Value: No need to build/maintain Slack integration


Use Case 2: Standard Tools with Standard Authentication

Example: Public APIs with API keys (not OAuth)

# Use MCP server for public API (simple API key auth)
weatherMcpClient = ExternalMcpClient("http://weather-mcp-server:8080")
result = await weatherMcpClient.callTool("weather.getForecast", {...})

Value: Simple integration, no complex auth


Don't Use MCP Servers When:

  1. You already have working custom actions (like Outlook/SharePoint)
  2. Authentication is complex (OAuth with your connection system)
  3. You need tight integration with your workflow
  4. You need customization beyond what MCP server provides

Recommendation

For Outlook/SharePoint: Keep Your Custom Actions

Why:

  1. Already working: Your methodOutlook and methodSharepoint work well
  2. Integrated authentication: Uses your connectionReference system
  3. Native format: Returns ActionResult directly
  4. Customizable: Tailored to your specific needs
  5. No duplication: Single authentication flow

Don't replace with MCP servers because:

  • Would require separate OAuth setup
  • Would need format conversion
  • Would lose integration with your connection system
  • Adds complexity without clear benefit

Use MCP Servers For:

  1. New external tools you don't want to build (Slack, GitHub, etc.)
  2. Simple integrations with standard APIs
  3. Tools with simple authentication (API keys, not OAuth)

Alternative: Hybrid Approach

Use MCP Servers for New Tools, Keep Custom Actions for Existing

class ActionExecutor:
    async def executeAction(self, methodName: str, actionName: str, parameters: Dict):
        # Check if it's a custom action (Outlook, SharePoint, AI)
        if methodName in ["outlook", "sharepoint", "ai"]:
            # Use your custom actions (existing code)
            return await self._executeCustomAction(methodName, actionName, parameters)
        
        # Check if it's an external MCP tool
        elif methodName in self.mcpClients:
            # Use MCP server
            mcpClient = self.mcpClients[methodName]
            toolName = f"{methodName}.{actionName}"
            mcpResult = await mcpClient.callTool(toolName, parameters)
            return self._mcpResultToActionResult(mcpResult)
        
        else:
            raise ValueError(f"Unknown method: {methodName}")

Benefits:

  • Keep existing Outlook/SharePoint actions (working, integrated)
  • Use MCP servers for new external tools (Slack, GitHub, etc.)
  • Best of both worlds

Conclusion

Can you use MCP servers for Outlook/SharePoint?

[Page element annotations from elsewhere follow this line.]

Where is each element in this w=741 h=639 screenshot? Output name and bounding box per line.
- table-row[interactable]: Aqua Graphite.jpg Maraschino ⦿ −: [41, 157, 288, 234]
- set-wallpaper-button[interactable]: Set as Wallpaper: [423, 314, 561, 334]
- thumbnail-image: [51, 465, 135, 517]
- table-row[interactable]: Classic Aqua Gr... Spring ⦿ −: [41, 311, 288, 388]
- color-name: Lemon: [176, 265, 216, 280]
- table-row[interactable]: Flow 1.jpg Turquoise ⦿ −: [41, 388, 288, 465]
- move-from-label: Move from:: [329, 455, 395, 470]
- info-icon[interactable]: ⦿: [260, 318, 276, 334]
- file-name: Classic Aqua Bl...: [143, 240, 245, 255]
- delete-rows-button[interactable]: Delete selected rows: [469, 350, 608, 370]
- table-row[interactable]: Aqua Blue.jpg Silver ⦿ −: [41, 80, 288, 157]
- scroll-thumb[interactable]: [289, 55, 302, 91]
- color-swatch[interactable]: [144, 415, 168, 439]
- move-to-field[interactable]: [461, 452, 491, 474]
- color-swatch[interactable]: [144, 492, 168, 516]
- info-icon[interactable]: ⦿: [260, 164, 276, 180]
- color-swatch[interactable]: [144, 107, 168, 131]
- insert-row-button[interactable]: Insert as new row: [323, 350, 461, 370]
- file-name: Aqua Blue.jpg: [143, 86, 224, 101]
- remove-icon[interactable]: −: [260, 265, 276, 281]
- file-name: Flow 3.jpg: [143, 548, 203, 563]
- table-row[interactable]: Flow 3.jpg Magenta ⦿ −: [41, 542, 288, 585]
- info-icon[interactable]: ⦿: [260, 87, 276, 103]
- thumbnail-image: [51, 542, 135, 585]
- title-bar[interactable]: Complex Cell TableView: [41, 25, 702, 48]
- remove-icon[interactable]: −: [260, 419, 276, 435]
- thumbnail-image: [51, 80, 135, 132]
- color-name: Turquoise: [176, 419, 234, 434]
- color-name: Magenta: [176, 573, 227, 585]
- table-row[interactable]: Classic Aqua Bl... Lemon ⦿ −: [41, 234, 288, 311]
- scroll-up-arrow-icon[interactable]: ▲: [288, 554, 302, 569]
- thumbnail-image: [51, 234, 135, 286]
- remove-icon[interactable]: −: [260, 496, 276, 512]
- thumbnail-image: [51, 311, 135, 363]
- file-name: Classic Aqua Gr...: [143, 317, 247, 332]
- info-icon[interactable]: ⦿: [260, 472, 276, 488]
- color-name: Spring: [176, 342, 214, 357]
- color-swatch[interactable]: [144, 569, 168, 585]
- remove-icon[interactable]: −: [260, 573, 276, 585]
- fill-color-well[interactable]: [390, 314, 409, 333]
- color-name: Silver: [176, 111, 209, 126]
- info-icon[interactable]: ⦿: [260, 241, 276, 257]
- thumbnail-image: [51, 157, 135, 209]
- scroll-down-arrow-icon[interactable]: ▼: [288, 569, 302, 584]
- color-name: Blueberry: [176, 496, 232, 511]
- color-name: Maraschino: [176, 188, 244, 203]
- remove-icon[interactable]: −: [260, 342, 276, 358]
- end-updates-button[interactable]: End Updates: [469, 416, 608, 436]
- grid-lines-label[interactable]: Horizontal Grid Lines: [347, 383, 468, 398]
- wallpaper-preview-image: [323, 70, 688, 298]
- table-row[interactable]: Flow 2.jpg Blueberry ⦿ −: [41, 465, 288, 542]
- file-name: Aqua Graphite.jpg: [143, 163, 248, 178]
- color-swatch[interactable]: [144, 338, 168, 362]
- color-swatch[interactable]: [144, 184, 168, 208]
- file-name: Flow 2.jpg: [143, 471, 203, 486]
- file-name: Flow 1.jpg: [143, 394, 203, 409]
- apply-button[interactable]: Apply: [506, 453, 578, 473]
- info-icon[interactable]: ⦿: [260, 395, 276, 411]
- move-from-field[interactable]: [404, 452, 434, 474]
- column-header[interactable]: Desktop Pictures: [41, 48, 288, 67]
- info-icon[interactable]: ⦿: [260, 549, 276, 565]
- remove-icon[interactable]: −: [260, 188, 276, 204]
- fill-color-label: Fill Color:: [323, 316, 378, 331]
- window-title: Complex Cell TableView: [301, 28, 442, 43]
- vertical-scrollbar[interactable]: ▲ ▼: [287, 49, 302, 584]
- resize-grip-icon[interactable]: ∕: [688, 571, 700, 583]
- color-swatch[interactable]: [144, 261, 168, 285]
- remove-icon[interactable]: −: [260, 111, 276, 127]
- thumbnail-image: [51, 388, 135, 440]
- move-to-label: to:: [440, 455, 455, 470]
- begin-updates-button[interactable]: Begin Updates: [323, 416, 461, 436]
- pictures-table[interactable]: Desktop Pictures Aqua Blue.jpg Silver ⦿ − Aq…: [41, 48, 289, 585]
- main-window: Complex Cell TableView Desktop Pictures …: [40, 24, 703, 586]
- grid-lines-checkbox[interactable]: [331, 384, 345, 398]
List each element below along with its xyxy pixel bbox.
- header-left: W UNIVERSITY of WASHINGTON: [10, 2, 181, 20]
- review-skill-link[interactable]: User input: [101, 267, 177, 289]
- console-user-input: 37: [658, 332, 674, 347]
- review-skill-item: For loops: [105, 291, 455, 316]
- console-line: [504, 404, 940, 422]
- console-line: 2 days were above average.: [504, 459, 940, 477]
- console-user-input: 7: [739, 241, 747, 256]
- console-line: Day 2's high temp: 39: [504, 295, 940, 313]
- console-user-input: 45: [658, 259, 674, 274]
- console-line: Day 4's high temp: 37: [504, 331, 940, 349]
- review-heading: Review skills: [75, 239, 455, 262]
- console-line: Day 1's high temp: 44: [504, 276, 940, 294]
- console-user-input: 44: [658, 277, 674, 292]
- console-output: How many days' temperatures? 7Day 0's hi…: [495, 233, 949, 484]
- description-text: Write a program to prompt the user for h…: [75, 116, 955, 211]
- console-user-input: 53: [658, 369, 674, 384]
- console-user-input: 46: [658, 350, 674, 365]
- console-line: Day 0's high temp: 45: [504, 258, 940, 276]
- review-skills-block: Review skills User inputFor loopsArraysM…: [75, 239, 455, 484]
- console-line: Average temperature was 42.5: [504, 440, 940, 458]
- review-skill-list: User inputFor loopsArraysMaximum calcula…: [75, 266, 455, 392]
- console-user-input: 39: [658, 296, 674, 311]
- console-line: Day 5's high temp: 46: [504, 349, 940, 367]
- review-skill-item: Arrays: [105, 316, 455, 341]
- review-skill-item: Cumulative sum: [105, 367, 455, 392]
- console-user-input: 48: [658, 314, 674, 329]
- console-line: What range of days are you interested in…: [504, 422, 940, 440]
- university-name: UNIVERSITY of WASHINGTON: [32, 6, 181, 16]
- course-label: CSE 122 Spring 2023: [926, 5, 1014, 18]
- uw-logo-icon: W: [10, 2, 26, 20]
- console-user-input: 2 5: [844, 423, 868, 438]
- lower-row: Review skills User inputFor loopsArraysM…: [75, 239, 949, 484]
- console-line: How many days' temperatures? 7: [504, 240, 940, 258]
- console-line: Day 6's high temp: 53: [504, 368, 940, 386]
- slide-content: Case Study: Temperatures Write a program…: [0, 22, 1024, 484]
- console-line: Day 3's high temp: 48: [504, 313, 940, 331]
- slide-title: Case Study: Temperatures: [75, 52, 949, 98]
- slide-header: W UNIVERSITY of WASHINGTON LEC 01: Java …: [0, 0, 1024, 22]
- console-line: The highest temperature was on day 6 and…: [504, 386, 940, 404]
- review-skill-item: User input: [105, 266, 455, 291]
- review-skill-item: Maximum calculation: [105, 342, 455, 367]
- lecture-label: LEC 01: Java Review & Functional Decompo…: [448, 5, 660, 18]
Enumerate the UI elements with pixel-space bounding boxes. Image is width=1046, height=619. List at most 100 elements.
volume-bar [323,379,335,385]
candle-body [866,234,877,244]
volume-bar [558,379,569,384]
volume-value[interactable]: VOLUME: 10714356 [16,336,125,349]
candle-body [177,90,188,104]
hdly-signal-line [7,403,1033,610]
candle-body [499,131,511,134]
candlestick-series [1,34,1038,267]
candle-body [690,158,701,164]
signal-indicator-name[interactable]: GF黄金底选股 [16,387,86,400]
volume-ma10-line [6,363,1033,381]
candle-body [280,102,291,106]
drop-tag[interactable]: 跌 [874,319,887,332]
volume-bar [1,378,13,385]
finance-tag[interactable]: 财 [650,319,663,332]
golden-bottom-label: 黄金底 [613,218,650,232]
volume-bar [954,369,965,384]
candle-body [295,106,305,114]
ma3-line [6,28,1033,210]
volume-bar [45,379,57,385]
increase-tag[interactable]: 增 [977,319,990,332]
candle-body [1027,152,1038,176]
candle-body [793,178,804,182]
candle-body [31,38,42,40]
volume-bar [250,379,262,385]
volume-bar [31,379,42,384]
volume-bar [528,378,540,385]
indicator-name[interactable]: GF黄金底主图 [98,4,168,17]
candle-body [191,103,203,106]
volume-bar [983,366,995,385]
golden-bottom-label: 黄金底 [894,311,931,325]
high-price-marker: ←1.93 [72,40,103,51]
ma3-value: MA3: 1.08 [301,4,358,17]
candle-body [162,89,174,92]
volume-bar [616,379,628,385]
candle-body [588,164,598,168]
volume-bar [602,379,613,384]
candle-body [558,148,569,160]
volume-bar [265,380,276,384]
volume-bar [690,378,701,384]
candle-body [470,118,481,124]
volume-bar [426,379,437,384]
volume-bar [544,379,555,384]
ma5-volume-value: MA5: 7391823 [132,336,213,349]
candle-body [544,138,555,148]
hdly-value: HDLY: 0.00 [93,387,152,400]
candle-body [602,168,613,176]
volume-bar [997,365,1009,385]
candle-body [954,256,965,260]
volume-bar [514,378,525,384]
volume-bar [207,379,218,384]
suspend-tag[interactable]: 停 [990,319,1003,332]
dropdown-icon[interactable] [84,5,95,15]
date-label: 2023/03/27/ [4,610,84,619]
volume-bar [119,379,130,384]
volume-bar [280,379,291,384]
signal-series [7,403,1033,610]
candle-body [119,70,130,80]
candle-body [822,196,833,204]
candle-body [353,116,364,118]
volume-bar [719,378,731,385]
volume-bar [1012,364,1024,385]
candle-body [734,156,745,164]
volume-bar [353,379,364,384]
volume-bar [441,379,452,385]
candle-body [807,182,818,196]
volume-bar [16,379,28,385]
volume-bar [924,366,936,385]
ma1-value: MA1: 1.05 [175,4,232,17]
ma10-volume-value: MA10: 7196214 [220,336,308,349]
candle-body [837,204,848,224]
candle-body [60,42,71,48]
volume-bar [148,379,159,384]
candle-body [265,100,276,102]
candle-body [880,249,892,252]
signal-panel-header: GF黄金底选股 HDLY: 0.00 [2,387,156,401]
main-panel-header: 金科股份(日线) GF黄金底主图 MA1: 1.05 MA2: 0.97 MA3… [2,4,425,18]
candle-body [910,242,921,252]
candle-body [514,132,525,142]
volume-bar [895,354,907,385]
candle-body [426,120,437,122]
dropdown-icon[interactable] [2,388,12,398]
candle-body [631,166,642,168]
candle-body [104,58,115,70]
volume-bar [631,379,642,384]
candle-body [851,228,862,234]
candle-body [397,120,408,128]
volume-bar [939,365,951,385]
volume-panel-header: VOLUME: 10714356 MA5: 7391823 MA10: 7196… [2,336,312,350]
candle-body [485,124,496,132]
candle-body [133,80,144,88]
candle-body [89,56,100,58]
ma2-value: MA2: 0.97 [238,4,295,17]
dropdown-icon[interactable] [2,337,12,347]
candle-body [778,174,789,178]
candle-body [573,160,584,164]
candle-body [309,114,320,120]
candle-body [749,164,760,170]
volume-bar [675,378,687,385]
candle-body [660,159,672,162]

  • Technically yes - MCP servers exist and can access Outlook/SharePoint
  • Practically no - Your custom actions are better integrated

How does MCP access your data?

  • MCP servers use Microsoft Graph API + OAuth (same as your methods)
  • But they need separate OAuth setup (not integrated with your connectionReference)

Recommendation:

  • Keep your custom Outlook/SharePoint actions (they're better integrated)
  • Use MCP servers for new external tools (Slack, GitHub, etc.)
  • Hybrid approach: Custom actions for existing, MCP for new

The real value of MCP: Easy integration of external tools you don't want to build, not replacing working custom actions.